Jacob Baytelman - Full stack developer, project manager, CTO

How To Become A Freelancer


In order to be a good freelancer you have to get that 'corporate' experience of a work as an employee, ideally for a small or a medium company, for a startup.

Why for a small company? Because in a small company you will see more of your boss and other managers and you will have an opportunity to learn what they do. As a freelancer you will need to take on your shoulders almost the same burdens just in smaller amounts. You will have to learn how to negotiate, how to deal with customers, taxes, etc - lots of "admin stuff" not really related to your "actual work". If you do not learn how to do all this effectively, it will take lots of your time and effort and your actual work will suffer.

Why for a startup? Because startups run on limited resources. When you become a freelancer, your resources are going to be even more limited.

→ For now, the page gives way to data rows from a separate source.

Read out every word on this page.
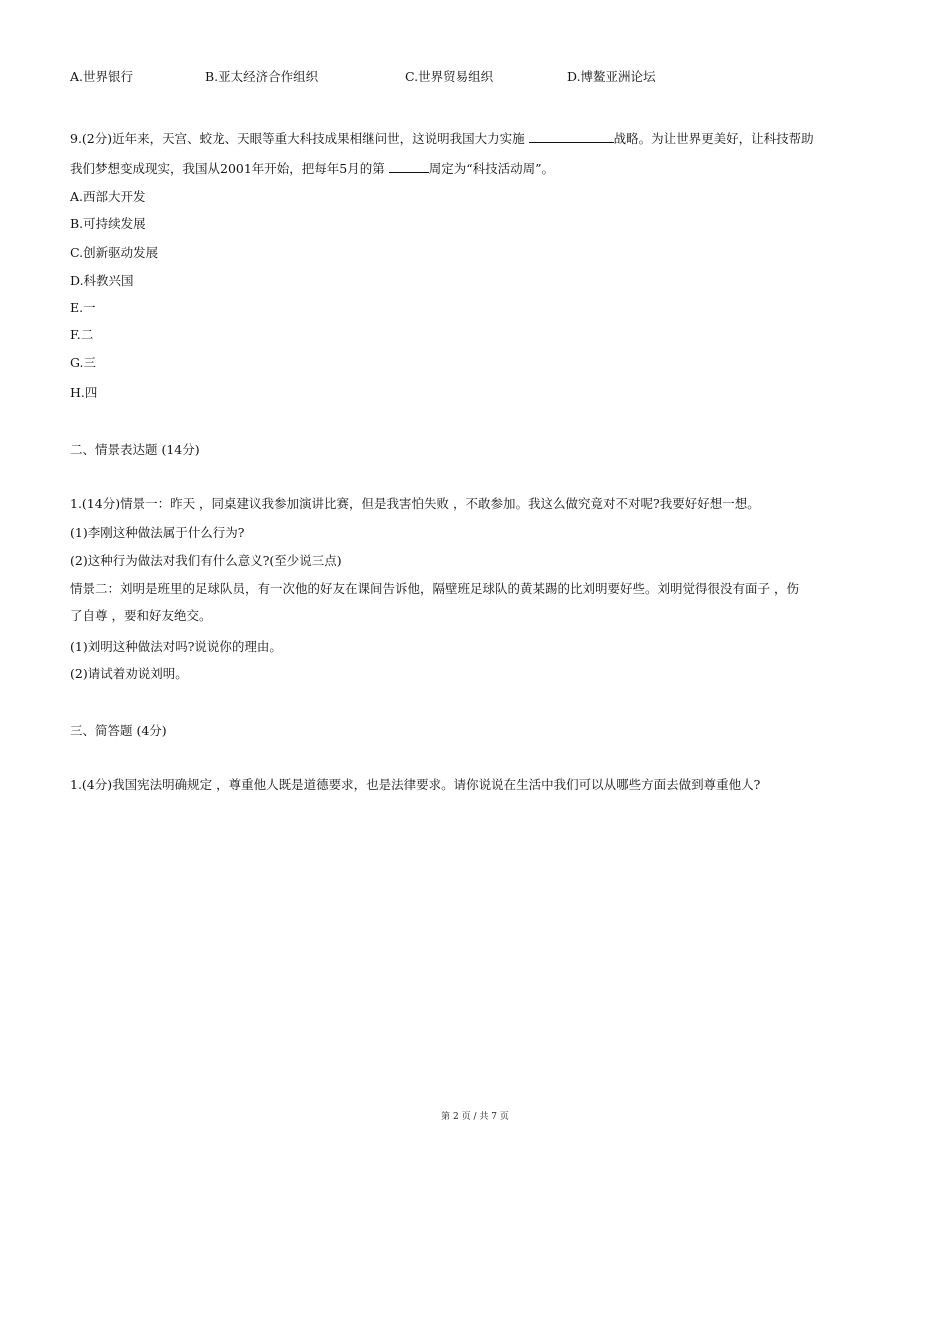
A.世界银行	B.亚太经济合作组织	C.世界贸易组织	D.博鳌亚洲论坛
9.(2分)近年来，天宫、蛟龙、天眼等重大科技成果相继问世，这说明我国大力实施	战略。为让世界更美好，让科技帮助
我们梦想变成现实，我国从2001年开始，把每年5月的第	周定为“科技活动周”。
A.西部大开发
B.可持续发展
C.创新驱动发展
D.科教兴国
E.一
F.二
G.三
H.四
二、情景表达题 (14分)
1.(14分)情景一：昨天 ，同桌建议我参加演讲比赛，但是我害怕失败 ，不敢参加。我这么做究竟对不对呢?我要好好想一想。
(1)李刚这种做法属于什么行为?
(2)这种行为做法对我们有什么意义?(至少说三点)
情景二：刘明是班里的足球队员，有一次他的好友在课间告诉他，隔壁班足球队的黄某踢的比刘明要好些。刘明觉得很没有面子 ，伤
了自尊 ，要和好友绝交。
(1)刘明这种做法对吗?说说你的理由。
(2)请试着劝说刘明。
三、简答题 (4分)
1.(4分)我国宪法明确规定 ，尊重他人既是道德要求，也是法律要求。请你说说在生活中我们可以从哪些方面去做到尊重他人?
第 2 页 / 共 7 页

Take the chance when you work as an employee and learn whatever you can do about pricing and planning. Get real life examples in your area. For instance, see how long your employer company spends on creation of a simple web site (e.g. 1 week). So when you become a freelancer and plan 1 week for a similar project, you make a huge mistake. Because 1 week is just the development time. You have to add negotiations, planning, discussions, paperwork, etc. Don't underestimate these activities and the time they take.

Thus, working as an employee is critically important for your future career of a freelancer because of the useful things you can learn from your bosses and managers. But there's one more thing even more important. The truth is that all "freelance markets", all the platforms and websites where clients meet freelancers, all they simply do not work. Well, they work if you are happy with small tasks and monthly income of about $500. But if you want a bigger income, don't waste your time on those platforms. (I will try to shed more light on this issue in a separate post.)

There's one efficient way of getting new contracts and new customers. It's as simple as recommendations from your previous customers. Nothing new in this statement, you've heard it before. So just do it, go and ask you connections, your previous employers and clients to introduce you and recommend you. Do the networking stuff. The only prerequirement is the network. Professional rather than friendly. LinkedIn rather than Facebook.

So your freelance career commences at your desk, at 9-00 o'clock, with your stubborn boss's demands. Keep calm and do your best. If you decide to become a freelancer, your horrible boss will be your route to success.